Hello, Anxiety: I'm Moving To New York Tomorrow
Updated: Aug 7, 2018
Well here I go… I guess that’s it… goodbye LA… *Deep breath. Deep breath. You’re okay. You’ll be fine.
Yeah… I’m kind of a stress case, but I’m trying to be less of one. I mean, I am REALLY trying. I thought I had made quite a bit of progress, between hours and money spent on therapy, my frequent meditations, plenty of deep breathing, and practicing living in the moment… BUT HOLY SHIT. I woke up this morning and I guess all of that hard work went right down the drain because here I am a TOTAL. ANXIOUS. DISASTER. What was I thinking? Living in the moment? Not planning anything? I am leaving for New York tomorrow and I have yet to pack a single thing. I haven’t even done my laundry. I am supposed to be moved out of my apartment by TONIGHT. And to top it all off, I have 38 unread text messages that are going to make my head explode (if you are reading this and I haven’t responded to you, I swear I will get back to you in the next 48 hours).
But what can I do to cure this anxiety I am feeling right now? The old me would stare at a wall for 40 mins while anxiously playing with my hair, letting my thoughts run wild until I start to cry, then call one of my best friends who is probably getting a little bored of hearing about my emotional meltdowns (love you guys), let them comfort me, fall asleep from the emotional rollercoaster I just put myself through, then realize I still haven’t packed, so I repeat the panic attack all over again. WONDERFUL… JUST WONDERFUL.
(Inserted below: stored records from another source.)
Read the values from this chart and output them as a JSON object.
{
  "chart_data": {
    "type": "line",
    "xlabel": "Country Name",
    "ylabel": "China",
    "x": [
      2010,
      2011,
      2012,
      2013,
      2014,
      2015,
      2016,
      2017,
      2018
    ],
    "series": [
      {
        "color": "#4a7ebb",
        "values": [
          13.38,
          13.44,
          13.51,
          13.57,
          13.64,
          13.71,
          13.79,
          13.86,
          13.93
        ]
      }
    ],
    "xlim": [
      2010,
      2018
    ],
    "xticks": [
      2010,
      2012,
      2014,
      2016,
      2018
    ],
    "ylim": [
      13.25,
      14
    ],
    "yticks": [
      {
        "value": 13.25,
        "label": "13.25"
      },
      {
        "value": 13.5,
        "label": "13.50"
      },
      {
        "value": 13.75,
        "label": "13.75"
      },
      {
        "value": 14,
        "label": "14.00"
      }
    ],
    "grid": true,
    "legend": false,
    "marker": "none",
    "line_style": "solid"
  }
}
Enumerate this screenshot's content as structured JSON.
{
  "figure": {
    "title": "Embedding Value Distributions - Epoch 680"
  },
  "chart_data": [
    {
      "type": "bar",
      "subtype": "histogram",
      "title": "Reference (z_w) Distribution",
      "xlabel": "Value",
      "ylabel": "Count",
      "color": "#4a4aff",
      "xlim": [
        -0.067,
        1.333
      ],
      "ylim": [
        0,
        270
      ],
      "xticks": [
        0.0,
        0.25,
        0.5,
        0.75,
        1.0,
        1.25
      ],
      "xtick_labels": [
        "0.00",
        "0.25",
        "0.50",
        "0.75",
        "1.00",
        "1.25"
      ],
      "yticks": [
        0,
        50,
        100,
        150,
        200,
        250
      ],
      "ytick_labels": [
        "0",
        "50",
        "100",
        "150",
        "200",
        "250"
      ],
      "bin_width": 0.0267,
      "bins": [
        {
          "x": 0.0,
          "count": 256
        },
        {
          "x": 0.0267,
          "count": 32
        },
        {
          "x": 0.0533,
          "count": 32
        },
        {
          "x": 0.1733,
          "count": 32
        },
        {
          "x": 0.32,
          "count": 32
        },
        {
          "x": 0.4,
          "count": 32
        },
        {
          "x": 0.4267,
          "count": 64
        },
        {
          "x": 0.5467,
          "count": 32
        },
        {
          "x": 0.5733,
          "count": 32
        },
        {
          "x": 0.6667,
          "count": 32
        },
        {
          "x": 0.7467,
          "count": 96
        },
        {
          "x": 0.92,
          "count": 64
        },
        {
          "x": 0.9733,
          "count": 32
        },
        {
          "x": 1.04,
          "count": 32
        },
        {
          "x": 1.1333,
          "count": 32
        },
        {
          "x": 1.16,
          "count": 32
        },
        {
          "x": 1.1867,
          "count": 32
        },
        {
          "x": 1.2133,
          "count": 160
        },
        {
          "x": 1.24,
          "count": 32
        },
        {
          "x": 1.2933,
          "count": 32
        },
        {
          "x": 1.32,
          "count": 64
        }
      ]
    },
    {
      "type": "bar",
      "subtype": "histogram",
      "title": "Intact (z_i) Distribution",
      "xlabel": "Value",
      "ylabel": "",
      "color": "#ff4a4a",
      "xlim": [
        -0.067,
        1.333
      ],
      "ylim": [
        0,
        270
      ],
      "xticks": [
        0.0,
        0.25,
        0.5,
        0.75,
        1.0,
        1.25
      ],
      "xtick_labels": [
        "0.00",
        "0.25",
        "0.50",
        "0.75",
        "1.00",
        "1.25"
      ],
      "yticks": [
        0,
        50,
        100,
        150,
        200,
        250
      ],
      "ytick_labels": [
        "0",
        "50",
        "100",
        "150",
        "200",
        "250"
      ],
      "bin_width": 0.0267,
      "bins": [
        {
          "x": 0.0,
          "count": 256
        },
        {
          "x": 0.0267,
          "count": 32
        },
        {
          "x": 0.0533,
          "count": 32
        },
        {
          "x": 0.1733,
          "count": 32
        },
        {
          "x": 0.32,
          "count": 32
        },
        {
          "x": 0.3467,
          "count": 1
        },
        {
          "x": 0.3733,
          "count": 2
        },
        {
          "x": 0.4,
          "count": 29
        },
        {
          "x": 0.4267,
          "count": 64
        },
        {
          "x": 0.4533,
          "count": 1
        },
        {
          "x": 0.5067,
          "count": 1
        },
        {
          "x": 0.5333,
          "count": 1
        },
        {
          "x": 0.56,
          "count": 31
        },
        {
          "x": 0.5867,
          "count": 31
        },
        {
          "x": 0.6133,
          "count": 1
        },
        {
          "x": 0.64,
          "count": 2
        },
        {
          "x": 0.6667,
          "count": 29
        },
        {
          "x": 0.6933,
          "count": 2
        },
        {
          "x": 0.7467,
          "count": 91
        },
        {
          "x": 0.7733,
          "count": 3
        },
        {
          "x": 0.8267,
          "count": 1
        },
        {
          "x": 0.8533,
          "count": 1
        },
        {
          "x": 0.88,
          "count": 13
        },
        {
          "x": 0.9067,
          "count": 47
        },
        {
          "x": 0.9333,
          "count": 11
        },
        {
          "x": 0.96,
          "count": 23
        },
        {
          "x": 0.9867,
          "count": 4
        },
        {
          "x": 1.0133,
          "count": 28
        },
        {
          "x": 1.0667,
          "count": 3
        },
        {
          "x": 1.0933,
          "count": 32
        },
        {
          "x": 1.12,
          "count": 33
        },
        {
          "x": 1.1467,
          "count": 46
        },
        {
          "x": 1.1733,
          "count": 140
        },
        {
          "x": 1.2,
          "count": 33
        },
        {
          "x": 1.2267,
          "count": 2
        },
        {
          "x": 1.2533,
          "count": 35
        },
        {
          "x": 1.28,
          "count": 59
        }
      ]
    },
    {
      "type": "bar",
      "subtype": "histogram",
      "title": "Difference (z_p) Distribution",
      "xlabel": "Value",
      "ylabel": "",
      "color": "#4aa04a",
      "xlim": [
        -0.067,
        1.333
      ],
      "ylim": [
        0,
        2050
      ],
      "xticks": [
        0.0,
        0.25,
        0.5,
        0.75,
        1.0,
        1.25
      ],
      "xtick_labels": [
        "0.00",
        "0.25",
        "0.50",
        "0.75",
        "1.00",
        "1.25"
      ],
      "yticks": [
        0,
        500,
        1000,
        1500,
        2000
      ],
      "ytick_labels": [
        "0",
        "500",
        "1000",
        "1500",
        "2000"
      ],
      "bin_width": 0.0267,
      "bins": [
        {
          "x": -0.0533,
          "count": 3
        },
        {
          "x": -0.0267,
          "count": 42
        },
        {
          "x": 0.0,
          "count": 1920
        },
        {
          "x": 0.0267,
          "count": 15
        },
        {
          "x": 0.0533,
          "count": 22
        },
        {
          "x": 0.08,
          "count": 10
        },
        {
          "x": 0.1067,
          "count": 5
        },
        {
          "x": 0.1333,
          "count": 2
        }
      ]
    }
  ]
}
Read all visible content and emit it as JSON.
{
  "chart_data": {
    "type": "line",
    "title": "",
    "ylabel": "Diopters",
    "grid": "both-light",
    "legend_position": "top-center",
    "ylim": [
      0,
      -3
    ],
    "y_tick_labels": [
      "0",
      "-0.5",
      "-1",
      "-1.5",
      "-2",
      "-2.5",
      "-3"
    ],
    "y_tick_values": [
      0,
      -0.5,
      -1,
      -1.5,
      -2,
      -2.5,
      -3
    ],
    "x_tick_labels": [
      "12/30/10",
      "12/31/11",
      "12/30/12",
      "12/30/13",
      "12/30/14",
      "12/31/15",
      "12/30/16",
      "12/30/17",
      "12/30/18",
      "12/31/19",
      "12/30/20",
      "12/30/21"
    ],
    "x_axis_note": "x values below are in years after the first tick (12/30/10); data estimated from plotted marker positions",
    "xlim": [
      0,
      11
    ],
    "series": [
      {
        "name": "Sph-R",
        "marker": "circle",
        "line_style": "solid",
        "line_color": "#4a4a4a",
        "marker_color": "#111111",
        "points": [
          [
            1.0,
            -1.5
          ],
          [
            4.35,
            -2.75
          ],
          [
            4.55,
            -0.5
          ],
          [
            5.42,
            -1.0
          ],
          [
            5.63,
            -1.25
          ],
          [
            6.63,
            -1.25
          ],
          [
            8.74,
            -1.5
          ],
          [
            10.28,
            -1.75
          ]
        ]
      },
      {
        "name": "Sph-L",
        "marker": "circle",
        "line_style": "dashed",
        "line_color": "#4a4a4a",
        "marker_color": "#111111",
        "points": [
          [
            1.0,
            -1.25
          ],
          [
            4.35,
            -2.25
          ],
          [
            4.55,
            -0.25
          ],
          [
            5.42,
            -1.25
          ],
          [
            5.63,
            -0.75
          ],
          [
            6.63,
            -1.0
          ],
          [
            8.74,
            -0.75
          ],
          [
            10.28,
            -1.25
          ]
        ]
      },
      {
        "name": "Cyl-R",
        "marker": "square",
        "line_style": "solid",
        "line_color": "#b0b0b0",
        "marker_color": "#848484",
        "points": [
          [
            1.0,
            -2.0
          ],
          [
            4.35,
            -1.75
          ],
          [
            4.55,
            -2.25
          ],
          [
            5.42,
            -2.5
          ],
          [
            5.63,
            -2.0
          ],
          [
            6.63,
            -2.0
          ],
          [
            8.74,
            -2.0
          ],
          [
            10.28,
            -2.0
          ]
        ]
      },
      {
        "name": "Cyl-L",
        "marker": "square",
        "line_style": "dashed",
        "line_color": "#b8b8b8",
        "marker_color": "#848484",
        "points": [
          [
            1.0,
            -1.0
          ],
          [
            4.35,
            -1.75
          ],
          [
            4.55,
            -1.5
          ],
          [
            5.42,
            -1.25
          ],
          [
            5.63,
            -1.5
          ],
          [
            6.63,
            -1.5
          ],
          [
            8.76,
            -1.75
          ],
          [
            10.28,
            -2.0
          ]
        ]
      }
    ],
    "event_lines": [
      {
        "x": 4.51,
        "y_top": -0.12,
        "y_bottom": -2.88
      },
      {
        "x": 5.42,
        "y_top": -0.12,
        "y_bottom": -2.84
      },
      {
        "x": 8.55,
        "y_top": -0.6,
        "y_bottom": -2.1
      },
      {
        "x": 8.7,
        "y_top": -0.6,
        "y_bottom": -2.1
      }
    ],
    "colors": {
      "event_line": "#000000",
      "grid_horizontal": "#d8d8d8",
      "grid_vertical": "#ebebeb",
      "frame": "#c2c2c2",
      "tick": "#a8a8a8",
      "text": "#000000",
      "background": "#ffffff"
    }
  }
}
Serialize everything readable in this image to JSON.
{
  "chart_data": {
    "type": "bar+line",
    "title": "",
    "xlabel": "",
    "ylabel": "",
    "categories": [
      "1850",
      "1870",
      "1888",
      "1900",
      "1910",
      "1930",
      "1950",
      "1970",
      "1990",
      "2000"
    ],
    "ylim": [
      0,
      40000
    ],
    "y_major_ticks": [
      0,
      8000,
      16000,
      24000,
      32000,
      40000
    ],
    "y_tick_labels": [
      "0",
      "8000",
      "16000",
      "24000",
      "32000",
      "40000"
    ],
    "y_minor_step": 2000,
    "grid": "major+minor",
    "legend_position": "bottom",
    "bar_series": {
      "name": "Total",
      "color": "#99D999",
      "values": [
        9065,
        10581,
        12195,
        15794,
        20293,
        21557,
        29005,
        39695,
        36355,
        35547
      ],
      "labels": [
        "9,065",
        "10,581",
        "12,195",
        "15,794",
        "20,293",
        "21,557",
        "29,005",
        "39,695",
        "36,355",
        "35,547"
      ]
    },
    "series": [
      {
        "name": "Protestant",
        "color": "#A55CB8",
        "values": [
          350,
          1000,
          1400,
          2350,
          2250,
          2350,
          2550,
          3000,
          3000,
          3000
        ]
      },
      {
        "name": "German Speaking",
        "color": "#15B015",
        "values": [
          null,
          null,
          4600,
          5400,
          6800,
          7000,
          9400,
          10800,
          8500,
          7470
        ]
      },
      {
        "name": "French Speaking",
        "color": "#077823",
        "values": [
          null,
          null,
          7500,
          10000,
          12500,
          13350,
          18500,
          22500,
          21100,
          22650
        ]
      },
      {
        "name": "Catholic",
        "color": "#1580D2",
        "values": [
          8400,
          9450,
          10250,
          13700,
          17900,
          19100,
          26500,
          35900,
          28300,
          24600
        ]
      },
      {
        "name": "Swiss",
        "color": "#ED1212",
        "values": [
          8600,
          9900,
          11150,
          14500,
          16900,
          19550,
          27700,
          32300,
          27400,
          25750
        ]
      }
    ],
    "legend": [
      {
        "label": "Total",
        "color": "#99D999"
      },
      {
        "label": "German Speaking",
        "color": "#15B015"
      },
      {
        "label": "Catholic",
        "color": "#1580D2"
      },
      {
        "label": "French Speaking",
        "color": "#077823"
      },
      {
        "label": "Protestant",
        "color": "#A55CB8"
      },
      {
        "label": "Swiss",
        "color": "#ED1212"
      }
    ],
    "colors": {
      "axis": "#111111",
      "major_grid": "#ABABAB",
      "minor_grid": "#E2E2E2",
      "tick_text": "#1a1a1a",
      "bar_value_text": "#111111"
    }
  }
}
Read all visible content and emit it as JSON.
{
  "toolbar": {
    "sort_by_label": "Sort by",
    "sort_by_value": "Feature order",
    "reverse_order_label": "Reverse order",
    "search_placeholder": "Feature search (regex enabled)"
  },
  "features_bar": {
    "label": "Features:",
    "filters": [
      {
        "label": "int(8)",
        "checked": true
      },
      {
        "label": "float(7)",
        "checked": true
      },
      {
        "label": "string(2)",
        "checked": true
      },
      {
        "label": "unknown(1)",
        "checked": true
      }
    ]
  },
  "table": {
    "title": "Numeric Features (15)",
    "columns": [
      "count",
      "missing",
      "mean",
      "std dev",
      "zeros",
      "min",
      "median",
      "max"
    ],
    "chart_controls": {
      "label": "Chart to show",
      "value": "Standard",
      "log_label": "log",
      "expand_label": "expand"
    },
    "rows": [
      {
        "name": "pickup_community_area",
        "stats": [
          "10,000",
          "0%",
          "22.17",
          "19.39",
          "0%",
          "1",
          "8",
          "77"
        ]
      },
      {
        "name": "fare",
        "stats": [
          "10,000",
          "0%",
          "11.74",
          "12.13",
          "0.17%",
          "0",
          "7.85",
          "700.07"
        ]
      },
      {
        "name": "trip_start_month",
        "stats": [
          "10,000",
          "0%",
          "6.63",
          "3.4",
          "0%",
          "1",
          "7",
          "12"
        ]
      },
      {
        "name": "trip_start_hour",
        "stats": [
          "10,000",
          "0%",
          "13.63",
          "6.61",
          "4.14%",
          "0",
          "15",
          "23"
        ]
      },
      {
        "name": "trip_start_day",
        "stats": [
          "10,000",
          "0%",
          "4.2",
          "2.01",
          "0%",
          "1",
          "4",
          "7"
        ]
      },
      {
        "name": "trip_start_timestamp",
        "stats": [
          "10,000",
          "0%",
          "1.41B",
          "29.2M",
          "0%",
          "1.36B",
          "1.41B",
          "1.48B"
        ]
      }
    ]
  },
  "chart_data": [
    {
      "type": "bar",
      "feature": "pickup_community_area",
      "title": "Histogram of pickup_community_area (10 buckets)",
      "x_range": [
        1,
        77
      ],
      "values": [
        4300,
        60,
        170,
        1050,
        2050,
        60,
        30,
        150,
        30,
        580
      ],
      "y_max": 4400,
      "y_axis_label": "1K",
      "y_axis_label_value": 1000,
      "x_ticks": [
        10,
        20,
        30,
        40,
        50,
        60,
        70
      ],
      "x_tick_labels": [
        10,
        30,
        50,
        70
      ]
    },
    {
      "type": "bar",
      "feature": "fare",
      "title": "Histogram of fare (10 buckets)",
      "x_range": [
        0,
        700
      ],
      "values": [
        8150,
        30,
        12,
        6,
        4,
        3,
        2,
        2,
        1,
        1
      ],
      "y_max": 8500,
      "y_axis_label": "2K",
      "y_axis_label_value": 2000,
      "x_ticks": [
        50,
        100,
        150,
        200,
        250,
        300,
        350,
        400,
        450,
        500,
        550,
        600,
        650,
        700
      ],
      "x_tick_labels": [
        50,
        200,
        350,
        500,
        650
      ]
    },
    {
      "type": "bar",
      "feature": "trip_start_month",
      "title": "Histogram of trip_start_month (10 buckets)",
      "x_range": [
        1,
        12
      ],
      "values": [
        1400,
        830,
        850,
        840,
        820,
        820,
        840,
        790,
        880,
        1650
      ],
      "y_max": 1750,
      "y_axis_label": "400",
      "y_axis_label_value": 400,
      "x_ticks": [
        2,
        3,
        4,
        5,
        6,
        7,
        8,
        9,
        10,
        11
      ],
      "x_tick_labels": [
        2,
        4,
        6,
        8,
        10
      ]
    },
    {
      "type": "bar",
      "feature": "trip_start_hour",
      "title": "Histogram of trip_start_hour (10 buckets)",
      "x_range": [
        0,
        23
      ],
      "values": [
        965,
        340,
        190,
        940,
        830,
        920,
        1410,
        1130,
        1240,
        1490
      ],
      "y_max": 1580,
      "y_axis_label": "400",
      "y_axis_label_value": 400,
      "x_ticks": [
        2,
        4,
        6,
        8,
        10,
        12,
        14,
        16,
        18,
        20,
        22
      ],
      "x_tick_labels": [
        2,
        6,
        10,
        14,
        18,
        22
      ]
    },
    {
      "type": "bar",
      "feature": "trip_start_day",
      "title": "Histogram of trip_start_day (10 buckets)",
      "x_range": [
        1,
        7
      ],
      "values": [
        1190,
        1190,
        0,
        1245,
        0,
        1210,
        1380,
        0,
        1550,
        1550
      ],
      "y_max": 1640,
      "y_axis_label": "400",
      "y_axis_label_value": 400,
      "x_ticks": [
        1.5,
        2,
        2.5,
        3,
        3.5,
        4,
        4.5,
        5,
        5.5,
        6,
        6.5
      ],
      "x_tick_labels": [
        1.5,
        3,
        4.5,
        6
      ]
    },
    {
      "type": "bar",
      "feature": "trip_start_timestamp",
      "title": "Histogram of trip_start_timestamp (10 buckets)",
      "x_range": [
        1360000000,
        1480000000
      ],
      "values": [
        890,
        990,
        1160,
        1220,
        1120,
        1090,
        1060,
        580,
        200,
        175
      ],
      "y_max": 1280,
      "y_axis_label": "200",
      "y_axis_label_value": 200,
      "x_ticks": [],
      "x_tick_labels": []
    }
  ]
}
That’s the old me. Letting my anxiety take over. To those of you who also experience anxiety, it’s no joke and I’m not trying to make it one. Anxiety is freaking HARD to get over. The truth is that no matter how hard you work to eliminate anxiety, it will still come up every once in a while because that’s just part of the human experience. Don’t beat yourself up about it because then you will likely have even MORE anxiety about HAVING anxiety. Accept the way you are feeling. Practice your deep breathing, meditate, and be present. This might not be a cure-all to every anxiety attack you have and sometimes you will just have to ride the wave, but every wave you take will make you a better swimmer (look at me with all my cute little metaphors).
Today, I am managing my anxiety by reminding myself that it stems from my excitement for my big move to New York (it’s true, anxiety and excitement are very closely related emotions)! I am also doing some good old fashion reflecting by writing this article (which surprisingly, is making me feel a lot better already.) Finally, I am taking deep breaths (and a lot of them), while I put one foot in front of the other. I got this! Totally ready to dive into the deep end that is NEW YORK CITY ( I really need to stop with all these aquatic metaphors… apologies)!